Studentka prawa na UAM włożyła konającego psa do wora i wywiozła do lasu

Bulwersująca sprawę nagłośnił Dolnośląski Inspektorat Ochrony Zwierząt.- Otis nie krzyczał. Nie miał już siły. Konał przypięty do rozpadającej się budy, ze skórą rozrywaną przez chorobę. Jak długo cierpiał? Co najmniej kilkanaście miesięcy. Studentka prawa, żeby ratować rodzinę wywiozła konającego psa w worze do lasu.

Jak ocenia DIOZ studentka Elżbieta, osoba studiująca prawo, czyli przyszły przedstawiciel zawodów zaufania publicznego, mogła dopuścić się pomocnictwa w znęcaniu się nad zwierzęciem. Zrobiła to świadomie wspierając sprawcę przestępstwa.

Po publikacji dramatycznego apelu sąsiadów o ratunek dla konającego psa, „studentka oglądająca psa zza kuchennego okna, nie podjęła prób pomocy, nie zawiozła psa do lekarza weterynarii, nie zadzwoniła po pomoc. Zamiast tego… zapakowała go do worka i zaczęła uciekać z nim po okolicznych lasach”. Elżbieta wywiozła również wszystkie zwierzęta z posesji. Tylko dzięki determinacji sąsiadów, którzy śledzili ją i zawiadomili policję, psa udało się odzyskać i przymusić kobietę do powrotu z nim na posesję. – Tylko dlatego mogliśmy przeprowadzić odbiór zwierząt. Wyobrażacie sobie? Studentka prawa. Osoba, która ma w przyszłości egzekwować prawo, stanęła dziś po stronie przemocy i tuszowania zbrodni – informują animalsi.

W tym przypadku w sposób bulwersując zachowała się studentka prawa, przyszła prawniczka, może sędzia. Zamiast ratować konającego psa, zapakowała go do wora i uciekła do lasu. Chciała tak kryć rodzinę. To wstrętne. Studentka prawa, kiedyś może adwokat, prokurator lub sędzia. Uczelnia natychmiast zareagowała na okropny czyn studentki i wszczęła postępowanie w sprawie Elżbiety. To nie koniec.
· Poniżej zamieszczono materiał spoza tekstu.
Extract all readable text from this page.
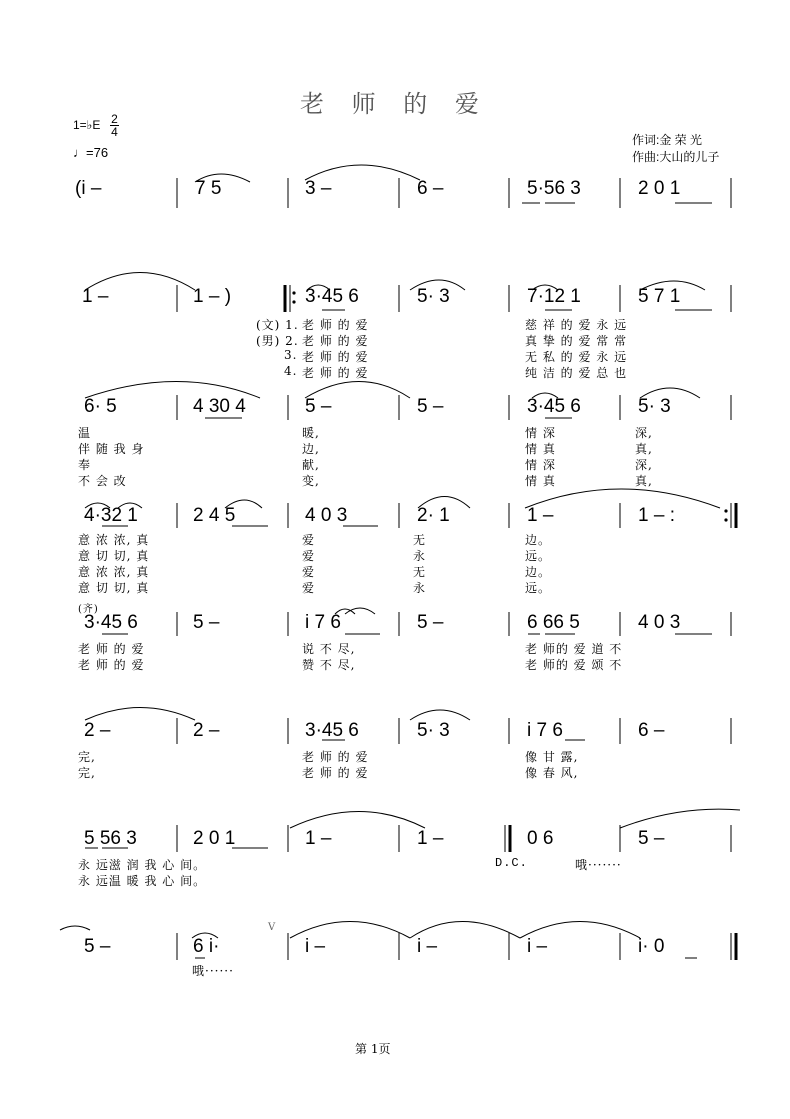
老 师 的 爱
1=♭E 2
4
♩=76
作词:金 荣 光
作曲:大山的儿子
(i –	7 5	3 –	6 –	5·56 3	2 0 1
1 –	1 – )	3·45 6	5· 3	7·12 1	5 7 1
(文) 1. 老 师 的 爱	慈 祥 的 爱 永 远
(男) 2. 老 师 的 爱	真 挚 的 爱 常 常
3. 老 师 的 爱	无 私 的 爱 永 远
4. 老 师 的 爱	纯 洁 的 爱 总 也
6· 5	4 30 4	5 –	5 –	3·45 6	5· 3
温	暖,	情 深	深,
伴 随 我 身	边,	情 真	真,
奉	献,	情 深	深,
不 会 改	变,	情 真	真,
4·32 1	2 4 5	4 0 3	2· 1	1 –	1 – :
意 浓 浓, 真	爱	无	边。
意 切 切, 真	爱	永	远。
意 浓 浓, 真	爱	无	边。
意 切 切, 真	爱	永	远。
(齐)
3·45 6	5 –	i 7 6	5 –	6 66 5	4 0 3
老 师 的 爱	说 不 尽,	老 师的 爱 道 不
老 师 的 爱	赞 不 尽,	老 师的 爱 颂 不
2 –	2 –	3·45 6	5· 3	i 7 6	6 –
完,	老 师 的 爱	像 甘 露,
完,	老 师 的 爱	像 春 风,
5 56 3	2 0 1	1 –	1 –	0 6	5 –
永 远滋 润 我 心 间。	D.C.	哦·······
永 远温 暖 我 心 间。
V
5 –	6 i·	i –	i –	i –	i· 0
哦······
第 1页
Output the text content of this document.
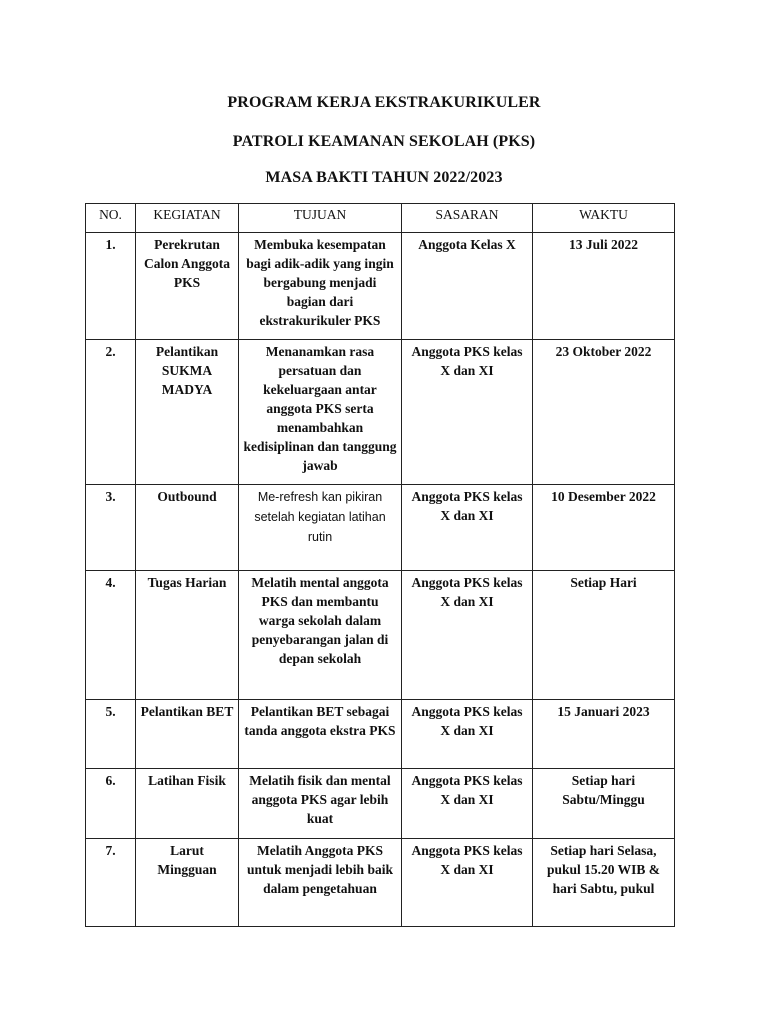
PROGRAM KERJA EKSTRAKURIKULER
PATROLI KEAMANAN SEKOLAH (PKS)
MASA BAKTI TAHUN 2022/2023
NO.	KEGIATAN	TUJUAN	SASARAN	WAKTU
1.	Perekrutan Calon Anggota PKS	Membuka kesempatan bagi adik-adik yang ingin bergabung menjadi bagian dari ekstrakurikuler PKS	Anggota Kelas X	13 Juli 2022
2.	Pelantikan SUKMA MADYA	Menanamkan rasa persatuan dan kekeluargaan antar anggota PKS serta menambahkan kedisiplinan dan tanggung jawab	Anggota PKS kelas X dan XI	23 Oktober 2022
3.	Outbound	Me-refresh kan pikiran setelah kegiatan latihan rutin	Anggota PKS kelas X dan XI	10 Desember 2022
4.	Tugas Harian	Melatih mental anggota PKS dan membantu warga sekolah dalam penyebarangan jalan di depan sekolah	Anggota PKS kelas X dan XI	Setiap Hari
5.	Pelantikan BET	Pelantikan BET sebagai tanda anggota ekstra PKS	Anggota PKS kelas X dan XI	15 Januari 2023
6.	Latihan Fisik	Melatih fisik dan mental anggota PKS agar lebih kuat	Anggota PKS kelas X dan XI	Setiap hari Sabtu/Minggu
7.	Larut Mingguan	Melatih Anggota PKS untuk menjadi lebih baik dalam pengetahuan	Anggota PKS kelas X dan XI	Setiap hari Selasa, pukul 15.20 WIB & hari Sabtu, pukul
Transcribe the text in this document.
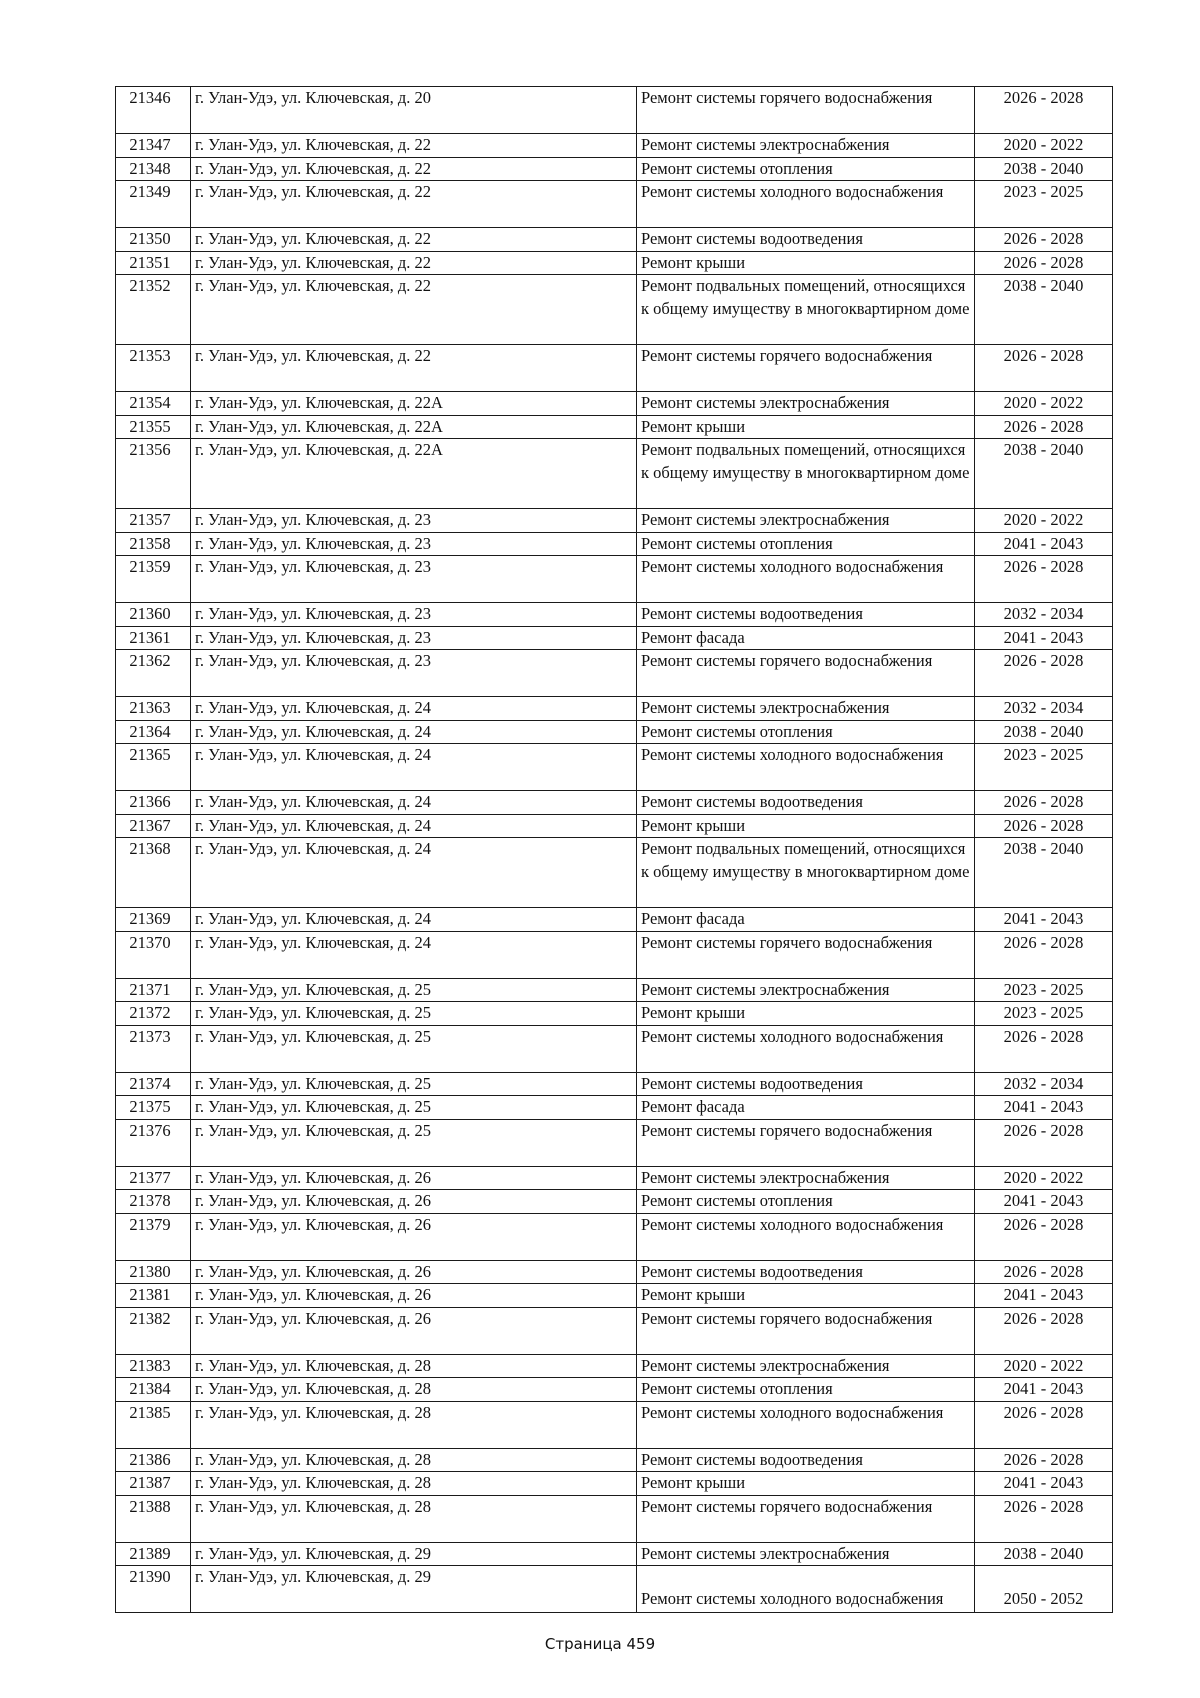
21346	г. Улан-Удэ, ул. Ключевская, д. 20	Ремонт системы горячего водоснабжения	2026 - 2028
21347	г. Улан-Удэ, ул. Ключевская, д. 22	Ремонт системы электроснабжения	2020 - 2022
21348	г. Улан-Удэ, ул. Ключевская, д. 22	Ремонт системы отопления	2038 - 2040
21349	г. Улан-Удэ, ул. Ключевская, д. 22	Ремонт системы холодного водоснабжения	2023 - 2025
21350	г. Улан-Удэ, ул. Ключевская, д. 22	Ремонт системы водоотведения	2026 - 2028
21351	г. Улан-Удэ, ул. Ключевская, д. 22	Ремонт крыши	2026 - 2028
21352	г. Улан-Удэ, ул. Ключевская, д. 22	Ремонт подвальных помещений, относящихся к общему имуществу в многоквартирном доме	2038 - 2040
21353	г. Улан-Удэ, ул. Ключевская, д. 22	Ремонт системы горячего водоснабжения	2026 - 2028
21354	г. Улан-Удэ, ул. Ключевская, д. 22А	Ремонт системы электроснабжения	2020 - 2022
21355	г. Улан-Удэ, ул. Ключевская, д. 22А	Ремонт крыши	2026 - 2028
21356	г. Улан-Удэ, ул. Ключевская, д. 22А	Ремонт подвальных помещений, относящихся к общему имуществу в многоквартирном доме	2038 - 2040
21357	г. Улан-Удэ, ул. Ключевская, д. 23	Ремонт системы электроснабжения	2020 - 2022
21358	г. Улан-Удэ, ул. Ключевская, д. 23	Ремонт системы отопления	2041 - 2043
21359	г. Улан-Удэ, ул. Ключевская, д. 23	Ремонт системы холодного водоснабжения	2026 - 2028
21360	г. Улан-Удэ, ул. Ключевская, д. 23	Ремонт системы водоотведения	2032 - 2034
21361	г. Улан-Удэ, ул. Ключевская, д. 23	Ремонт фасада	2041 - 2043
21362	г. Улан-Удэ, ул. Ключевская, д. 23	Ремонт системы горячего водоснабжения	2026 - 2028
21363	г. Улан-Удэ, ул. Ключевская, д. 24	Ремонт системы электроснабжения	2032 - 2034
21364	г. Улан-Удэ, ул. Ключевская, д. 24	Ремонт системы отопления	2038 - 2040
21365	г. Улан-Удэ, ул. Ключевская, д. 24	Ремонт системы холодного водоснабжения	2023 - 2025
21366	г. Улан-Удэ, ул. Ключевская, д. 24	Ремонт системы водоотведения	2026 - 2028
21367	г. Улан-Удэ, ул. Ключевская, д. 24	Ремонт крыши	2026 - 2028
21368	г. Улан-Удэ, ул. Ключевская, д. 24	Ремонт подвальных помещений, относящихся к общему имуществу в многоквартирном доме	2038 - 2040
21369	г. Улан-Удэ, ул. Ключевская, д. 24	Ремонт фасада	2041 - 2043
21370	г. Улан-Удэ, ул. Ключевская, д. 24	Ремонт системы горячего водоснабжения	2026 - 2028
21371	г. Улан-Удэ, ул. Ключевская, д. 25	Ремонт системы электроснабжения	2023 - 2025
21372	г. Улан-Удэ, ул. Ключевская, д. 25	Ремонт крыши	2023 - 2025
21373	г. Улан-Удэ, ул. Ключевская, д. 25	Ремонт системы холодного водоснабжения	2026 - 2028
21374	г. Улан-Удэ, ул. Ключевская, д. 25	Ремонт системы водоотведения	2032 - 2034
21375	г. Улан-Удэ, ул. Ключевская, д. 25	Ремонт фасада	2041 - 2043
21376	г. Улан-Удэ, ул. Ключевская, д. 25	Ремонт системы горячего водоснабжения	2026 - 2028
21377	г. Улан-Удэ, ул. Ключевская, д. 26	Ремонт системы электроснабжения	2020 - 2022
21378	г. Улан-Удэ, ул. Ключевская, д. 26	Ремонт системы отопления	2041 - 2043
21379	г. Улан-Удэ, ул. Ключевская, д. 26	Ремонт системы холодного водоснабжения	2026 - 2028
21380	г. Улан-Удэ, ул. Ключевская, д. 26	Ремонт системы водоотведения	2026 - 2028
21381	г. Улан-Удэ, ул. Ключевская, д. 26	Ремонт крыши	2041 - 2043
21382	г. Улан-Удэ, ул. Ключевская, д. 26	Ремонт системы горячего водоснабжения	2026 - 2028
21383	г. Улан-Удэ, ул. Ключевская, д. 28	Ремонт системы электроснабжения	2020 - 2022
21384	г. Улан-Удэ, ул. Ключевская, д. 28	Ремонт системы отопления	2041 - 2043
21385	г. Улан-Удэ, ул. Ключевская, д. 28	Ремонт системы холодного водоснабжения	2026 - 2028
21386	г. Улан-Удэ, ул. Ключевская, д. 28	Ремонт системы водоотведения	2026 - 2028
21387	г. Улан-Удэ, ул. Ключевская, д. 28	Ремонт крыши	2041 - 2043
21388	г. Улан-Удэ, ул. Ключевская, д. 28	Ремонт системы горячего водоснабжения	2026 - 2028
21389	г. Улан-Удэ, ул. Ключевская, д. 29	Ремонт системы электроснабжения	2038 - 2040
21390	г. Улан-Удэ, ул. Ключевская, д. 29	Ремонт системы холодного водоснабжения	2050 - 2052
Страница 459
UAM zapowiedział złożenie zawiadomienia do prokuratury o możliwości popełnienia przestępstwa. – Społeczność akademicka nie przeszła obojętnie wobec ujawnionych faktów i działań studentki Wydziału Prawa i Administracji, które miały miejsce podczas jednej z naszych ostatnich interwencji. To ważny gest – pisze Dolnośląski Inspektorat Ochrony Zwierząt.

Jak informuje Dolnośląski Inspektorat „cierpienie zwierząt w Polsce nie budzi reakcji większości, tylko mniejszości. Bo empatii w tym kraju się nie uczy. Empatii się nie nabywa z chwilą urodzenia”. Otis to przykład zwierzęcia, które konało w obecności rodziny. – Bo tak to się w Polsce dzieje, całe rodziny patrzą, jak pies gnije, jak zdycha w agonii, i nic z tym nie robią – podkreśla Dolnośląski Inspektorat Ochrony Zwierząt.